Imagine, once again, if Google had provided false material disguised as a financial advice article by making simple mathematical errors. If the people had their way, it would have resulted in Pichai carrying a wooden cross up a hill. To be honest, we despise Google, but we also put our faith in it to guide us to the right resources and steer us clear of poor counsel when we need it. Despite knowing better, we continue to do it nevertheless.

You can’t turn back now

The reality remains, though, that AI is rapidly displacing the freelance writing and outsourcing industries. That’s a shame, but some of the blame lies with Google as well.

You may not be aware, but there is a whole business dedicated to the practise of crafting titles with strategically placed keywords in order to boost their visibility in search engine results. Even Android Central and my favourite YouTuber, who now refers to all the automobiles he repairs as “abandoned” and “forgotten,” engage in this practise. Similar to how the term “best” boosts a textual article’s search rank, these phrases boost the video’s rank in the video search results. Because those are the terms most often used when looking for “things,” they are the results most often returned.
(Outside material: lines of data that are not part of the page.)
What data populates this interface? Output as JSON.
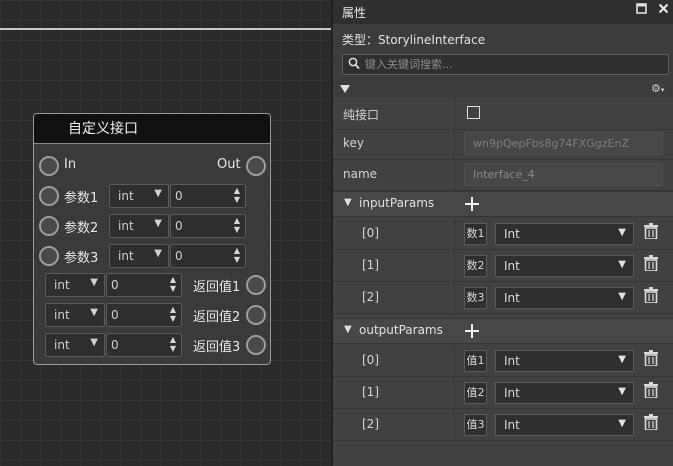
{
  "canvas": {
    "node": {
      "title": "自定义接口",
      "in_label": "In",
      "out_label": "Out",
      "params": [
        {
          "label": "参数1",
          "type": "int",
          "value": "0"
        },
        {
          "label": "参数2",
          "type": "int",
          "value": "0"
        },
        {
          "label": "参数3",
          "type": "int",
          "value": "0"
        }
      ],
      "returns": [
        {
          "label": "返回值1",
          "type": "int",
          "value": "0"
        },
        {
          "label": "返回值2",
          "type": "int",
          "value": "0"
        },
        {
          "label": "返回值3",
          "type": "int",
          "value": "0"
        }
      ]
    }
  },
  "panel": {
    "title": "属性",
    "type_line": "类型：StorylineInterface",
    "search_placeholder": "键入关键词搜索...",
    "icons": {
      "maximize": "maximize-icon",
      "close": "close-icon",
      "settings": "gear-icon"
    },
    "rows": {
      "pure_interface": {
        "label": "纯接口",
        "checked": false
      },
      "key": {
        "label": "key",
        "value": "wn9pQepFbs8g74FXGgzEnZ"
      },
      "name": {
        "label": "name",
        "value": "Interface_4"
      }
    },
    "input_params": {
      "label": "inputParams",
      "items": [
        {
          "index": "[0]",
          "badge": "数1",
          "type": "Int"
        },
        {
          "index": "[1]",
          "badge": "数2",
          "type": "Int"
        },
        {
          "index": "[2]",
          "badge": "数3",
          "type": "Int"
        }
      ]
    },
    "output_params": {
      "label": "outputParams",
      "items": [
        {
          "index": "[0]",
          "badge": "值1",
          "type": "Int"
        },
        {
          "index": "[1]",
          "badge": "值2",
          "type": "Int"
        },
        {
          "index": "[2]",
          "badge": "值3",
          "type": "Int"
        }
      ]
    }
  }
}
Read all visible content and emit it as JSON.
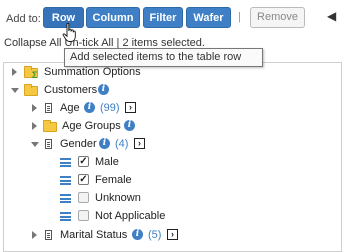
{
  "toolbar": {
    "add_to_label": "Add to:",
    "buttons": [
      "Row",
      "Column",
      "Filter",
      "Wafer"
    ],
    "separator": "|",
    "remove_label": "Remove",
    "back_glyph": "◀"
  },
  "status": {
    "collapse_all": "Collapse All",
    "untick_all": "Un-tick All",
    "separator": "|",
    "selection_text": "2 items selected."
  },
  "tooltip": "Add selected items to the table row",
  "tree": {
    "summation_options": "Summation Options",
    "customers": "Customers",
    "age": {
      "label": "Age",
      "count": "(99)"
    },
    "age_groups": "Age Groups",
    "gender": {
      "label": "Gender",
      "count": "(4)"
    },
    "gender_values": [
      {
        "label": "Male",
        "checked": true
      },
      {
        "label": "Female",
        "checked": true
      },
      {
        "label": "Unknown",
        "checked": false
      },
      {
        "label": "Not Applicable",
        "checked": false
      }
    ],
    "marital_status": {
      "label": "Marital Status",
      "count": "(5)"
    }
  },
  "icons": {
    "info_glyph": "i",
    "go_glyph": "›",
    "check_glyph": "✓"
  },
  "colors": {
    "primary": "#3f7fc5",
    "folder": "#f4c842"
  }
}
It’s called SEO, and it’s a field where AI excels. Once you’ve seen the advertising and spent a few seconds on the page, the website treats you the same as if you’d spent 10 minutes reading valuable information, regardless of the article’s real substance.

You’ve probably observed a decline in search engine results quality across the board, including Google (and Bing and Jeeves and whatever other search engine you use). Using AI will only make matters worse. Things might be different from how they are now.

Artificially-generated language is easy to decipher. If one person can create an accurate tool to weed out AI-written material in under a weekend, Google can filter them out of search results (you may check the demo of this programme by Edward Tian to learn more about the methods employed). But it doesn’t work that way.

There is probably a good explanation as to why, but we don’t know it and, to be honest, I don’t care. Having a search engine direct me to an essay created by an artificial intelligence is the worst possible thing that could happen.

In all likelihood, by 2023 at the earliest, Google will join the AI consumer bot bandwagon. It’s not going to end well, since Google is likely to have a conversational AI that’s much superior than anything we’ve seen so far. It will need heavy censorship and continual tweaking to avoid becoming something that makes Microsoft Tay seem benign and cosy in comparison.